When the client initiates a request, sockets of different event types will be generated. On the server side, because I/O multiplexing technology is used, it is not a blocking synchronous execution, but puts the message into the socket queue (refer to the I/O Multiplexing module in the figure below), and then passes the File event Dispatcher Forward it to different event handlers, such as accept, read, and send.

To sum up, we get the following characteristics:

• In single-threaded mode, the kernel continues to monitor connections and data requests on the socket, and once monitored, is handed over to the Redis thread for processing, achieving the effect of a single thread processing multiple I/O streams.
• epoll provides an event-based callback mechanism. Different events call corresponding event handlers. Redis can continuously and efficiently process events, and performance can be improved simultaneously.
• Redis does not block requests initiated by any client, so it can connect to multiple clients at the same time and process requests, and has the ability to execute concurrently.

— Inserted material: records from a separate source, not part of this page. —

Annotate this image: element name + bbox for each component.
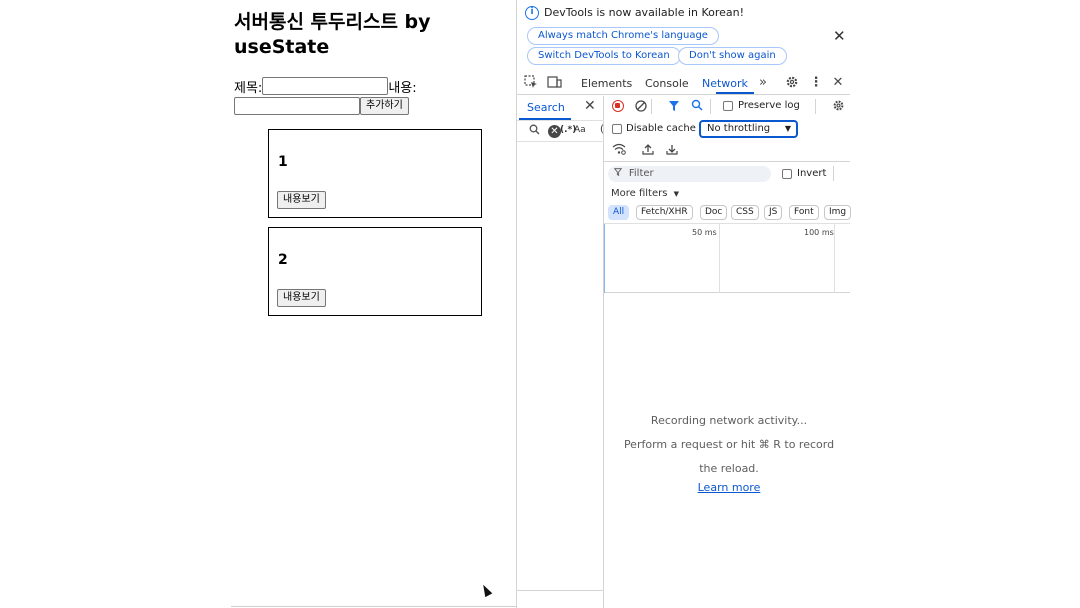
- timeline-overview[interactable]: 50 ms 100 ms: [604, 223, 850, 293]
- type-filter-font[interactable]: Font: [789, 205, 819, 220]
- close-devtools-icon[interactable]: ✕: [830, 75, 846, 91]
- network-toolbar-row: Preserve log: [604, 96, 850, 118]
- todo-form-row-2: 추가하기: [234, 96, 409, 115]
- tab-elements[interactable]: Elements: [581, 77, 632, 90]
- invert-checkbox[interactable]: [782, 169, 792, 179]
- tab-console[interactable]: Console: [645, 77, 689, 90]
- empty-state-line-1: Recording network activity...: [650, 414, 808, 427]
- learn-more-link[interactable]: Learn more: [604, 481, 854, 494]
- web-page: 서버통신 투두리스트 by useState 제목: 내용: 추가하기 1 내용…: [231, 0, 517, 608]
- page-title: 서버통신 투두리스트 by useState: [234, 11, 431, 58]
- close-search-icon[interactable]: ✕: [584, 98, 596, 114]
- more-filters-button[interactable]: More filters ▼: [611, 188, 679, 199]
- active-tab-indicator: [716, 92, 754, 94]
- filter-funnel-icon[interactable]: [668, 100, 680, 115]
- disable-cache-checkbox[interactable]: [612, 124, 622, 134]
- preserve-log-checkbox[interactable]: [723, 101, 733, 111]
- funnel-icon: [613, 168, 625, 179]
- switch-language-button[interactable]: Switch DevTools to Korean: [527, 47, 681, 65]
- filter-input[interactable]: Filter: [608, 166, 771, 182]
- title-label: 제목:: [234, 80, 263, 96]
- search-options-row: ✕ (.*) Aa (: [517, 120, 604, 142]
- type-filter-fetch-xhr[interactable]: Fetch/XHR: [636, 205, 693, 220]
- caret-down-icon: ▼: [673, 190, 680, 198]
- invert-label: Invert: [797, 168, 827, 179]
- network-panel: Preserve log Disable cache No throttling…: [604, 96, 852, 608]
- timeline-start-marker: [604, 224, 605, 293]
- preserve-log-label: Preserve log: [738, 100, 800, 111]
- title-input[interactable]: [262, 77, 389, 95]
- match-case-toggle[interactable]: Aa: [574, 125, 586, 135]
- export-har-icon[interactable]: [666, 143, 678, 158]
- empty-state-line-3: the reload.: [699, 462, 759, 475]
- timeline-label: 100 ms: [804, 228, 834, 237]
- content-label: 내용:: [388, 80, 417, 96]
- content-input[interactable]: [234, 96, 360, 115]
- search-network-icon[interactable]: [691, 99, 703, 114]
- tab-network[interactable]: Network: [702, 77, 748, 90]
- network-toolbar-row-3: [604, 140, 850, 162]
- match-language-button[interactable]: Always match Chrome's language: [527, 27, 719, 45]
- search-pane-bottom: [517, 590, 604, 591]
- type-filter-all[interactable]: All: [608, 205, 630, 220]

2.3 Summary of high-performance Redis

• Based on memory implementation, rather than disk, most of them are simple access operations, and resources are mainly consumed on IO, so the reading speed is fast.
• Data structure: efficient data structure based on different business scenarios

1. Dynamic string (REDIS_STRING): integer (REDIS_ENCODING_INT), string (REDIS_ENCODING_RAW)
2. Double-ended list (REDIS_ENCODING_LINKEDLIST)
3. Compressed list (REDIS_ENCODING_ZIPLIST)
4. Skipping table (REDIS_ENCODING_SKIPLIST)
5. Hash table (REDIS_HASH)
6. Integer set (REDIS_ENCODING_INTSET)

• Threading model: Redis's network IO and key-value pair instruction reading and writing are executed by a single thread, avoiding unnecessary contextswitch and election.
• I/O model: Based on I/O multiplexing model, non-blocking I/O model
• Qiadan data encoding: Choose a reasonable data encoding based on the actual data type
• Redis itself is a global hash table, and its time complexity is O(1). In addition, in order to prevent hash conflicts from causing the linked list to be too long, rehash operations are performed to expand and reduce hash conflicts.